The European Court of Human Rights holds that there is no right to abortion under the convention and that Ireland is entitled to protect the right to life of the unborn child. Since the case of A, B and C v. Ireland did not relate to suicidal ideation, and because the X case does more to obscure rather than to clarify the legal position, the most reasonable, proportionate, and effective way of responding to the judgment handed down by the European Court of Human Rights - in order to afford clarity to those in the position of applicant C - would be to regulate for the two-patient model, which is current best practice in Irish hospitals and which is internationally celebrated.

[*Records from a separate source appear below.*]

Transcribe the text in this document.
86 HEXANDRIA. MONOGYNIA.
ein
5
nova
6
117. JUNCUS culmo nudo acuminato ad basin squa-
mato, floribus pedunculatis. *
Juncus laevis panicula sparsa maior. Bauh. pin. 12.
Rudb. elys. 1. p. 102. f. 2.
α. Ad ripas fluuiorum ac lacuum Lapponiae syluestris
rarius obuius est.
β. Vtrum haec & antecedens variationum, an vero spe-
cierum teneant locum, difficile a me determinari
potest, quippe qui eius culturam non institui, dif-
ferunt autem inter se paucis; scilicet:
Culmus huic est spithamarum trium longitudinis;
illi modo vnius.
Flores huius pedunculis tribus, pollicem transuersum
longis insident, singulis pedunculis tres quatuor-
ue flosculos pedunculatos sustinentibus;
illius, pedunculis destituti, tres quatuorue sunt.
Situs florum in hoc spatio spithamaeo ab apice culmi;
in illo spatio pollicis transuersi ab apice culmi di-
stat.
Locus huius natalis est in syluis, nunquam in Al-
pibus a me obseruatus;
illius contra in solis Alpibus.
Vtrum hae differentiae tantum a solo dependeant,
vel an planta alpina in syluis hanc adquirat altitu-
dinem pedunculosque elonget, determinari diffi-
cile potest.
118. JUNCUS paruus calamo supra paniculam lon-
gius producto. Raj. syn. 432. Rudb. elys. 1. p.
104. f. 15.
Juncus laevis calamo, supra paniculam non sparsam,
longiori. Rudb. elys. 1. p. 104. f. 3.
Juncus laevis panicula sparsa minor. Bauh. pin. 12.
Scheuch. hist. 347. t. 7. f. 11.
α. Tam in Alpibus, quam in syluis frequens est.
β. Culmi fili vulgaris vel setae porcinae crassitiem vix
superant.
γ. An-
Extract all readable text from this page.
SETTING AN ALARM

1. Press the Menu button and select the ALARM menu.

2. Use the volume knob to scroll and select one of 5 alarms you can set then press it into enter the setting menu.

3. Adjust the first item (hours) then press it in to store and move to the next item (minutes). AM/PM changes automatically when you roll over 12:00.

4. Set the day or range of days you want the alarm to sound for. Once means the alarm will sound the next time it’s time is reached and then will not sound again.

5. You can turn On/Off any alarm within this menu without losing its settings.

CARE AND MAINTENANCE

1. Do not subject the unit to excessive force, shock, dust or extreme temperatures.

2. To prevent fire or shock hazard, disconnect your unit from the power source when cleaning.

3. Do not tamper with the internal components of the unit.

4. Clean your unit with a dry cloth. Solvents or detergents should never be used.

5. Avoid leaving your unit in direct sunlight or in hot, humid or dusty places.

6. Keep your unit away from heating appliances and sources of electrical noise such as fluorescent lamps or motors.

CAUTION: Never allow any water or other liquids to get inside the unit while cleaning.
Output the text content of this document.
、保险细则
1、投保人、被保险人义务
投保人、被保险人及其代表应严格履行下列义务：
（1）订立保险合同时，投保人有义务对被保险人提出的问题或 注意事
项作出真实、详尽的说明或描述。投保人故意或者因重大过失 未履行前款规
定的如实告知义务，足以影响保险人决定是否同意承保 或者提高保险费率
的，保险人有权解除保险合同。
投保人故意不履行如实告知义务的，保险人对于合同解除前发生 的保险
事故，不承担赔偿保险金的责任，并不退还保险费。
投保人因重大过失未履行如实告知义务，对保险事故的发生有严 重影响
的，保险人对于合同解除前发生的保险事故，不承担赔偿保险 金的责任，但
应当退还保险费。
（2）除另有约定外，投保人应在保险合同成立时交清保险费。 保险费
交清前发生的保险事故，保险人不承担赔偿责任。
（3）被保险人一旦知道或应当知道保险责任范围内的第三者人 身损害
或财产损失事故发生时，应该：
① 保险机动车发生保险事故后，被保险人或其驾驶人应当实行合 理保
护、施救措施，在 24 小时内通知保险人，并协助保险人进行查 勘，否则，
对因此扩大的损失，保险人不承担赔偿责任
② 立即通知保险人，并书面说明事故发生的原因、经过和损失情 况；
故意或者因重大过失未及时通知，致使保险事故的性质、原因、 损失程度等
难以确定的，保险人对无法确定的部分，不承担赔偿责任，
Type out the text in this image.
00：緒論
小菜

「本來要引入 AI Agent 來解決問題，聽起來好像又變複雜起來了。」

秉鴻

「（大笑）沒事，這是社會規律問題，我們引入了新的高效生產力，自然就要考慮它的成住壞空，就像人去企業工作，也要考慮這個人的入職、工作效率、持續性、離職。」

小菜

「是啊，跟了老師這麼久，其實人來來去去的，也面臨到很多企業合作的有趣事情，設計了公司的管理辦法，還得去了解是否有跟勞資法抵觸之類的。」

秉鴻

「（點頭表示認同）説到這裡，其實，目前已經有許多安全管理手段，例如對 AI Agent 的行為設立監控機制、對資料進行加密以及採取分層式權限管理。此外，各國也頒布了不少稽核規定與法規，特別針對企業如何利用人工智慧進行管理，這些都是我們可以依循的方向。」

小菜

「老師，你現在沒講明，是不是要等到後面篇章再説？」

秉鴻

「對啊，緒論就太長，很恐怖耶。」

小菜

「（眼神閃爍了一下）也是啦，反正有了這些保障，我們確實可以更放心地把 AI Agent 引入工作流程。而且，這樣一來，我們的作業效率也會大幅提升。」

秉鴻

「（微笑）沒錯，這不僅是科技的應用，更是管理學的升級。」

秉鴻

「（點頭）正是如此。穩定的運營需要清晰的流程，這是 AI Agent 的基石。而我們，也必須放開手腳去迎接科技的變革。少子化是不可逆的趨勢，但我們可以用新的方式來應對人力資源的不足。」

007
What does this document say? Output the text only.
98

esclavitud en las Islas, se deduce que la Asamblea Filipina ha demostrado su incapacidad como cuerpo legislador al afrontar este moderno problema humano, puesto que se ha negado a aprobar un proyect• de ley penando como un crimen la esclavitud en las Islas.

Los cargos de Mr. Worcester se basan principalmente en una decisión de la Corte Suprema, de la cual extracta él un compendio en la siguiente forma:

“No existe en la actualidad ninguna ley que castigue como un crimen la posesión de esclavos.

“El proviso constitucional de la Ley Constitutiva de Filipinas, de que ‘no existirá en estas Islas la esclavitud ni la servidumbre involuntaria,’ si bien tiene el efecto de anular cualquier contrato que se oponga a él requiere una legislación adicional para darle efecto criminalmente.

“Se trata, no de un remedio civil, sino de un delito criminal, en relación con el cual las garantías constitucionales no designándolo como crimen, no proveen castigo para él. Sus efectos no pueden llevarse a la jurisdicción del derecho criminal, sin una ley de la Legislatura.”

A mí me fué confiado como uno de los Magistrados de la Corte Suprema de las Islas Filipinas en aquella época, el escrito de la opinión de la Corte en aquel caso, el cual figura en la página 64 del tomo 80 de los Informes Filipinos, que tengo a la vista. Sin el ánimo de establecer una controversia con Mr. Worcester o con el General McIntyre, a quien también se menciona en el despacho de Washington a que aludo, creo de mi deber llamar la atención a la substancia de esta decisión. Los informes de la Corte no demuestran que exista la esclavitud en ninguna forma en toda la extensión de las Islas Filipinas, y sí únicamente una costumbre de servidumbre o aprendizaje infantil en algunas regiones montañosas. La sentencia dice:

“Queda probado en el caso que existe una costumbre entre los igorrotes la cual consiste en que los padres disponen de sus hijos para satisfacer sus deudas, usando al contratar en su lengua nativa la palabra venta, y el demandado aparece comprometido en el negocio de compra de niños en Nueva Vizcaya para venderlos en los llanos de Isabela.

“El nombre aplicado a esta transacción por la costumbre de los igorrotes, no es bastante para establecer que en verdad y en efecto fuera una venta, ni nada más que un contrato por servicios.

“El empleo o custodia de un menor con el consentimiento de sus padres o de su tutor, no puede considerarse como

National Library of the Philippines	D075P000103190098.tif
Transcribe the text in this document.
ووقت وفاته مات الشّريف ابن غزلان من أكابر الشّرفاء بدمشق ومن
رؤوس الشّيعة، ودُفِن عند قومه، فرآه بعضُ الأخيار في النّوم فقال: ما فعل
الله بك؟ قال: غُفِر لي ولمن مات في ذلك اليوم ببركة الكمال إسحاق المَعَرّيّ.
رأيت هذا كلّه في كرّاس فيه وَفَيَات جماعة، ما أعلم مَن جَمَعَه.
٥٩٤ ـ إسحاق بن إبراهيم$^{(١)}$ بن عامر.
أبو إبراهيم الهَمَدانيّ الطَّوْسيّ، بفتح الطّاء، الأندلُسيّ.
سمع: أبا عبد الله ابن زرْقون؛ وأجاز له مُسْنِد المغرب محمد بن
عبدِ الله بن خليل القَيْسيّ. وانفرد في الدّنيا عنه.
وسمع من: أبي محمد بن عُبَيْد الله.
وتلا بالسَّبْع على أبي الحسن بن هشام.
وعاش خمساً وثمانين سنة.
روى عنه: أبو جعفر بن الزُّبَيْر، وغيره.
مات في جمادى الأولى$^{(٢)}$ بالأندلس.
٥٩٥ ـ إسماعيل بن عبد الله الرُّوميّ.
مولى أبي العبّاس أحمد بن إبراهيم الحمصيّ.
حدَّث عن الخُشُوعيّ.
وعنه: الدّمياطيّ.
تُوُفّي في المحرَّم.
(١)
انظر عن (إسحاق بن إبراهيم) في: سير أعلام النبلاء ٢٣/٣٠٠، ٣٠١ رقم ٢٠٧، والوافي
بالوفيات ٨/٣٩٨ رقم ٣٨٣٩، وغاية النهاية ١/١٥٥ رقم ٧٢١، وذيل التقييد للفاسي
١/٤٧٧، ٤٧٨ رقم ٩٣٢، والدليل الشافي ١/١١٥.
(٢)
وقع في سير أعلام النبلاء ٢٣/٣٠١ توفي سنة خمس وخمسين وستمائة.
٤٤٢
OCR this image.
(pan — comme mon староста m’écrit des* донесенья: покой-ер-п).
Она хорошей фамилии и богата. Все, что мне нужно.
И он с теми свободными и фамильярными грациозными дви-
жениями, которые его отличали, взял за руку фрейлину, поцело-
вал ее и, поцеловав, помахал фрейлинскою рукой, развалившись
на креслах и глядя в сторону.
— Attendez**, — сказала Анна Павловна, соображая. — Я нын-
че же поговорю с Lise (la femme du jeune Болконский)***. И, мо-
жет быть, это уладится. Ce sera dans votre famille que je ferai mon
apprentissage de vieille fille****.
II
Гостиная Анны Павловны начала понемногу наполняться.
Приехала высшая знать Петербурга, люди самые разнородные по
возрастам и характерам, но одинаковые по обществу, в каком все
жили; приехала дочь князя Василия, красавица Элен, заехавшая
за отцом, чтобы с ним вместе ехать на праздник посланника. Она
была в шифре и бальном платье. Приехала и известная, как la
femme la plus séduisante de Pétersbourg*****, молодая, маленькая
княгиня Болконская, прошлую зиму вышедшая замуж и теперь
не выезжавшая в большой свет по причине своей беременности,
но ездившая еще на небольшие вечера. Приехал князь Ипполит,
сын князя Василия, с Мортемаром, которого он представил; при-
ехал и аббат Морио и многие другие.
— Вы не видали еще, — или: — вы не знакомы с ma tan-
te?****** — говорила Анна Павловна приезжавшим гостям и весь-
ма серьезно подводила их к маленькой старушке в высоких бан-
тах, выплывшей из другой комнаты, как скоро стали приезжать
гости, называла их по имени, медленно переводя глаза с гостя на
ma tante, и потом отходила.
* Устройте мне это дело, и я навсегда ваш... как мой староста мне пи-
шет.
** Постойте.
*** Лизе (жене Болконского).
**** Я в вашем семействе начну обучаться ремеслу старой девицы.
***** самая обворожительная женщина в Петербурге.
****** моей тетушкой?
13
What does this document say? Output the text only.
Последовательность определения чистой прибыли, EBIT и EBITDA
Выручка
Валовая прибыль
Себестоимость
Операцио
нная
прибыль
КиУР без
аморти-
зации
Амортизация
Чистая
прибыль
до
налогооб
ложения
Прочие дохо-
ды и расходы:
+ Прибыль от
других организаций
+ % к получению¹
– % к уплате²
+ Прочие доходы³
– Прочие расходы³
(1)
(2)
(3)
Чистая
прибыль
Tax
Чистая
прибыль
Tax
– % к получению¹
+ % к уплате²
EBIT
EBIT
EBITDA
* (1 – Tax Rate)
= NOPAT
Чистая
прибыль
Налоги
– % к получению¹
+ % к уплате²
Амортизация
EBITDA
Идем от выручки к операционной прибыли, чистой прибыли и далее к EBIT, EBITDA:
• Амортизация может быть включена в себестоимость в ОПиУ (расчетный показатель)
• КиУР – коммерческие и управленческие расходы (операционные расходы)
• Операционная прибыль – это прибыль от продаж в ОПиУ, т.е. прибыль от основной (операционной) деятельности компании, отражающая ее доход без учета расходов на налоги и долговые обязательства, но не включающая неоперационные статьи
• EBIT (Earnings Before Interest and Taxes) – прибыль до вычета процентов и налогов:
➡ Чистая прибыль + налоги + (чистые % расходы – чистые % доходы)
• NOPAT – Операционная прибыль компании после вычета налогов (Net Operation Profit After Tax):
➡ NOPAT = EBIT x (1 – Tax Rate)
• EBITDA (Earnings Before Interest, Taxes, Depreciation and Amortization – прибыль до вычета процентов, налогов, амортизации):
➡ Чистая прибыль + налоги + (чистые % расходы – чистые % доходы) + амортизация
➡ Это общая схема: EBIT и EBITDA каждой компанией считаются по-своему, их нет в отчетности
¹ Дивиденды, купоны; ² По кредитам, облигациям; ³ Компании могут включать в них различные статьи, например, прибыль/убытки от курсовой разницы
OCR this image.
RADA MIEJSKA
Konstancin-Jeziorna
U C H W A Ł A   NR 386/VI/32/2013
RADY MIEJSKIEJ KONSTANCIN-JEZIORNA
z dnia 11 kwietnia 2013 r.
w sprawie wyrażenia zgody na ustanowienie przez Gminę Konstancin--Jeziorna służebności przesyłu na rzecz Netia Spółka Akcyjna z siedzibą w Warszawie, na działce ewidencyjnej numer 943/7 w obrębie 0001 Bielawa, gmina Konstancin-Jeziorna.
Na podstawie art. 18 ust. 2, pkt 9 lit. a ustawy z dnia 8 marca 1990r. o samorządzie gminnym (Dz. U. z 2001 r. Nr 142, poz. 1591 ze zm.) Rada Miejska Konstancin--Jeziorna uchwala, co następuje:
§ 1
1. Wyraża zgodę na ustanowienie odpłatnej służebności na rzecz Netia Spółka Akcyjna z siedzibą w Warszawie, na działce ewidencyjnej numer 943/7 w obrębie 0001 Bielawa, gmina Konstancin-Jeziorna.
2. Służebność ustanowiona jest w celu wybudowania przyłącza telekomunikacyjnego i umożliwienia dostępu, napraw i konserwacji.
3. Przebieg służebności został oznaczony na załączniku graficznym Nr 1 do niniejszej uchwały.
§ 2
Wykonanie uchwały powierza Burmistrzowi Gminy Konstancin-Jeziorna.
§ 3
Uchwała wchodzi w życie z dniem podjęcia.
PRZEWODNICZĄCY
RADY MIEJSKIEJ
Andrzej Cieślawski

In addressing the report of the expert group, I am conscious of the attitudes of the medical profession. Regardless of whatever action the Oireachtas takes in respect of this matter, the medical profession must have its own input. The guidelines the Irish Medical Council has laid down for doctors to follow in this regard - these were updated in 2009 - clearly state, in section 21.1, that:
Abortion is illegal in Ireland except where there is a real and substantial risk to the life (as distinct from the health) of the mother. Under current legal precedent, this exception includes where there is a clear and substantial risk to the life of the mother arising from a threat of suicide. You should undertake a full assessment of any such risk in light of the clinical research on this issue.I am of the view that these guidelines could provide the basis for bringing certainty and clarity to Ireland's response to the judgment of the European Court of Human Rights.
I do not believe that Senators and Deputies have the right to legislate on this matter without first asking every citizen in the country who is over 18 and eligible to vote for his or her opinion. This could only be done by means of a referendum. I met a constituent recently - the gentleman in question is an accountant - who would not be alive today if abortion had been available to his mother, who gave birth to him out of wedlock. The intention behind the legislation introduced by Lord Steele in 1967 was very different to the outcome to which it has given rise. Some 36,000 abortions took place in Britain in 1968. Last year, there were 190,000. A total of 95% of these were granted on the basis of mental difficulties being experience by the mothers involved.
If we were to legislate on the grounds of suicide, then what has happened in Britain in respect of the unborn would - in proportionate terms - occur here. There is a need to provide constitutional protection for the unborn.